Indian politician (born 1952)

Thomas Chazhikadan (born 25 September 1952) is an Indian politician and Chartered Accountant and former Member of Parliament from Kottayam Lok Sabha constituency from 2019 to 2024 and a former MLA of Kerala for Ettumanoor constituency from 1991 to 2011. He is a member of the Kerala Congress (M) and successfully contested as the party's candidate from Kottayam for the 2019 Lok Sabha election.

His elder brother, politician Babu Chazhikadan, was the original candidate from Ettumanoor, but killed by a lightning strike during the election campaign of 1991.
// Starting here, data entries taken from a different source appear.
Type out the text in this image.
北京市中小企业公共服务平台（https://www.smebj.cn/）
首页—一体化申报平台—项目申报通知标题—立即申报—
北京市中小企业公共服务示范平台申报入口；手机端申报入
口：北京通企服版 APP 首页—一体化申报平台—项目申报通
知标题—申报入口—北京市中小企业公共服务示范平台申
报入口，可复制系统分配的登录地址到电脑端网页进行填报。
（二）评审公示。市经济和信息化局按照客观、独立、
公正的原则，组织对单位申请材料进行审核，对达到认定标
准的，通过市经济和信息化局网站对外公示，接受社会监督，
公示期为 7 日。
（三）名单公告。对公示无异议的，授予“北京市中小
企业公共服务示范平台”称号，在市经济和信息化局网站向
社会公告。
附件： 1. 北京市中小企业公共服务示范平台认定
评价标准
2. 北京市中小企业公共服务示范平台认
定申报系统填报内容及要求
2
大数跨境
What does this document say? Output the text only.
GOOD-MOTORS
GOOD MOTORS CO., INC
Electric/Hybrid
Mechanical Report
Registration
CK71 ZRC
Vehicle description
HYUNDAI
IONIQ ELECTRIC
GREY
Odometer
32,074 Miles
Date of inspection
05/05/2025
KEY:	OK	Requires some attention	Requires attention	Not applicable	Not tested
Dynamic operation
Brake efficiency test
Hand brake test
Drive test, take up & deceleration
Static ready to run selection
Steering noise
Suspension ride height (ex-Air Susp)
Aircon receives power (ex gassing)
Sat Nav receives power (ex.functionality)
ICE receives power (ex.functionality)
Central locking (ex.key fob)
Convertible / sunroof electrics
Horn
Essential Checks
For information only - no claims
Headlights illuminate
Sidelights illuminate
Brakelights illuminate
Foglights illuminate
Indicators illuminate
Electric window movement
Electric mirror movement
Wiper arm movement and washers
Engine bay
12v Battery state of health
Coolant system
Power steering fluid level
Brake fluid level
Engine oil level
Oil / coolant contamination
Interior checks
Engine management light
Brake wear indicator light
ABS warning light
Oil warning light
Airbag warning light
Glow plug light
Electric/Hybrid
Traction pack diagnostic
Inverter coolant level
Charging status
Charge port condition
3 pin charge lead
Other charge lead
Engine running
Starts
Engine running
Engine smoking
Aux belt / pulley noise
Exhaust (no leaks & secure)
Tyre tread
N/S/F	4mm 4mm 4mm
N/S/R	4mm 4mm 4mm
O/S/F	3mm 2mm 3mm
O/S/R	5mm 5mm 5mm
He is now a partner at Thomas Chazhikadan & Associates, a Chartered Accountancy firm in Kottayam, Kerala.

==Early life==
Thomas Chazhikadan was born on 25 September 1952 at Veliyannoor, Kottayam to Cyriac and Aleyamma Chazhikadan. He was a member of several social service clubs such as YMCA; Y's Men International and Lions Club International. He has served as the President of the Kottayam District Co-operative Society and the Vice-President of the New Bank of India Officers Association. He had also been the Secretary of the Bankers Club, Kottayam and a member of the Mahatma Gandhi University Senate.